The \ character is fine from a HTML or XML standards standpoint, it isn't considered to be an escape character or similar as it is in some other languages.
The only place it may trip up would be further downstream in the processing, if (and only if) the code that uses that entry to try and create or read any files in that location, and for the sake of C/C++/Java runtimes, it was expecting to use the value literally since then it would need to have been escaped like c:\\niku in order to work. These runtimes are also what allow for a unix-styled path to work against OS's that wouldn't normally support them (e.g. c:/niku).
I've not looked at this specific operation to see if an escaped or unix-style path would be necessary though, so this is just a blanket statement on the topic.
Browsers will often not apply an XML schema definition against the data they are showing in the browser window; instead they supply their own XSLT in order to perform syntax highlighting and colouring of the data they show (and in IE's case the collapse/expand javascript snippets). As such, the browser can only tell you if the XML is formed at a basic level (i.e. just as a bunch of XML characters, are they well-formed or not, such as missing end tags).

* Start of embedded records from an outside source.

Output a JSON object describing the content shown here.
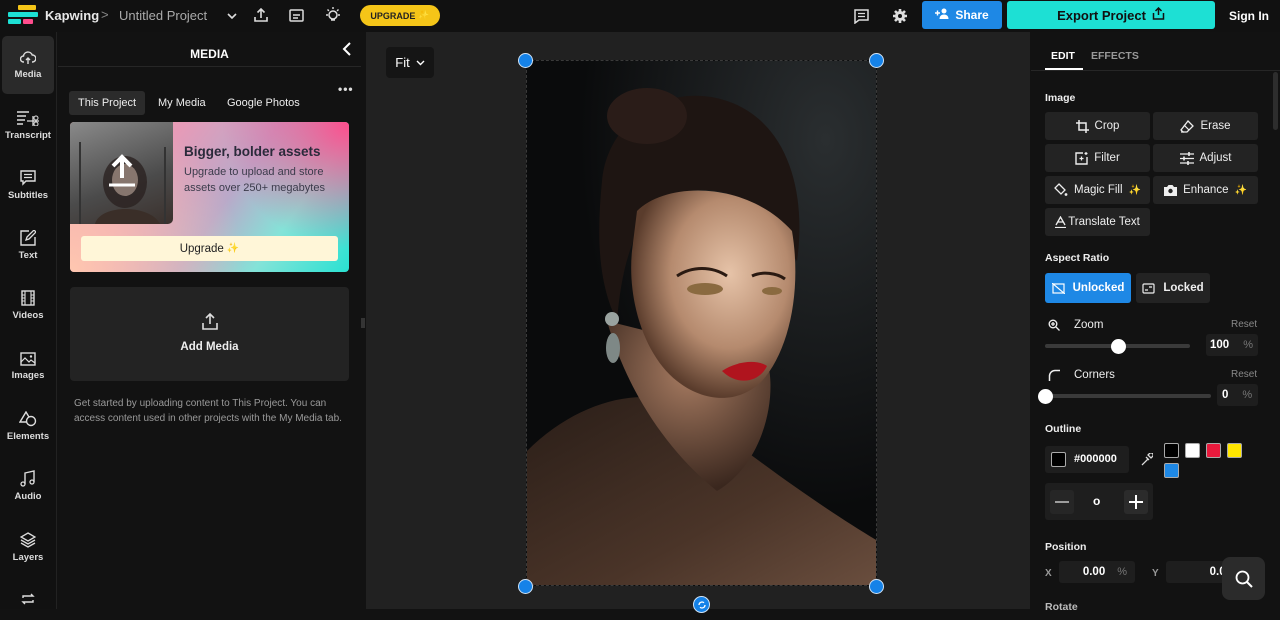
{
  "topbar": {
    "brand": "Kapwing",
    "separator": ">",
    "project_title": "Untitled Project",
    "upgrade_label": "UPGRADE",
    "share_label": "Share",
    "export_label": "Export Project",
    "signin_label": "Sign In",
    "icons": [
      "kapwing-logo",
      "chevron-down-icon",
      "upload-icon",
      "subtitles-icon",
      "lightbulb-icon",
      "comment-icon",
      "gear-icon",
      "add-user-icon",
      "export-icon"
    ]
  },
  "leftnav": {
    "items": [
      {
        "label": "Media",
        "icon": "cloud-upload-icon",
        "active": true
      },
      {
        "label": "Transcript",
        "icon": "transcript-scissors-icon"
      },
      {
        "label": "Subtitles",
        "icon": "subtitles-icon"
      },
      {
        "label": "Text",
        "icon": "text-edit-icon"
      },
      {
        "label": "Videos",
        "icon": "film-icon"
      },
      {
        "label": "Images",
        "icon": "image-icon"
      },
      {
        "label": "Elements",
        "icon": "shapes-icon"
      },
      {
        "label": "Audio",
        "icon": "music-note-icon"
      },
      {
        "label": "Layers",
        "icon": "layers-icon"
      },
      {
        "label": "",
        "icon": "loop-icon"
      }
    ]
  },
  "media_panel": {
    "title": "MEDIA",
    "tabs": [
      {
        "label": "This Project",
        "active": true
      },
      {
        "label": "My Media"
      },
      {
        "label": "Google Photos"
      }
    ],
    "promo": {
      "title": "Bigger, bolder assets",
      "text": "Upgrade to upload and store assets over 250+ megabytes",
      "button_label": "Upgrade"
    },
    "add_media_label": "Add Media",
    "help_text": "Get started by uploading content to This Project. You can access content used in other projects with the My Media tab."
  },
  "canvas": {
    "zoom_select": "Fit",
    "handle_color": "#1582e8"
  },
  "right_panel": {
    "tabs": [
      {
        "label": "EDIT",
        "active": true
      },
      {
        "label": "EFFECTS"
      }
    ],
    "image_section": "Image",
    "tools": [
      {
        "label": "Crop",
        "icon": "crop-icon"
      },
      {
        "label": "Erase",
        "icon": "eraser-icon"
      },
      {
        "label": "Filter",
        "icon": "filter-icon"
      },
      {
        "label": "Adjust",
        "icon": "sliders-icon"
      },
      {
        "label": "Magic Fill",
        "icon": "paint-bucket-icon",
        "sparkle": true
      },
      {
        "label": "Enhance",
        "icon": "camera-icon",
        "sparkle": true
      },
      {
        "label": "Translate Text",
        "icon": "translate-icon"
      }
    ],
    "aspect_ratio": {
      "label": "Aspect Ratio",
      "options": [
        {
          "label": "Unlocked",
          "active": true
        },
        {
          "label": "Locked"
        }
      ]
    },
    "zoom": {
      "label": "Zoom",
      "reset": "Reset",
      "value": "100",
      "unit": "%",
      "fraction": 0.5
    },
    "corners": {
      "label": "Corners",
      "reset": "Reset",
      "value": "0",
      "unit": "%",
      "fraction": 0.0
    },
    "outline": {
      "label": "Outline",
      "color_value": "#000000",
      "swatches": [
        "#000000",
        "#ffffff",
        "#e8193c",
        "#ffe600",
        "#1e88e5"
      ],
      "width_value": "o"
    },
    "position": {
      "label": "Position",
      "x_label": "X",
      "x_value": "0.00",
      "x_unit": "%",
      "y_label": "Y",
      "y_value": "0.00"
    },
    "rotate_label": "Rotate"
  },
  "colors": {
    "accent_blue": "#1e88e5",
    "export_teal": "#1de0d4",
    "upgrade_yellow": "#f5c518"
  }
}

The complaint in this case comes in a stage that occurs after that where the XML is then validated against a schema, and it is found not to contain specific elements or other items where they were supposed to go. To resolve that, if the file isn't small enough to simply 'eyeball' it for a reason, then you will need to employ an XML parsing library that can perform multiple schema-definition validation parsing for you, which the msv.jar referenced in my posting will try and do for you (though it's just a developer library with a couple of command prompt invocations - it's not a rich or user-friendly client).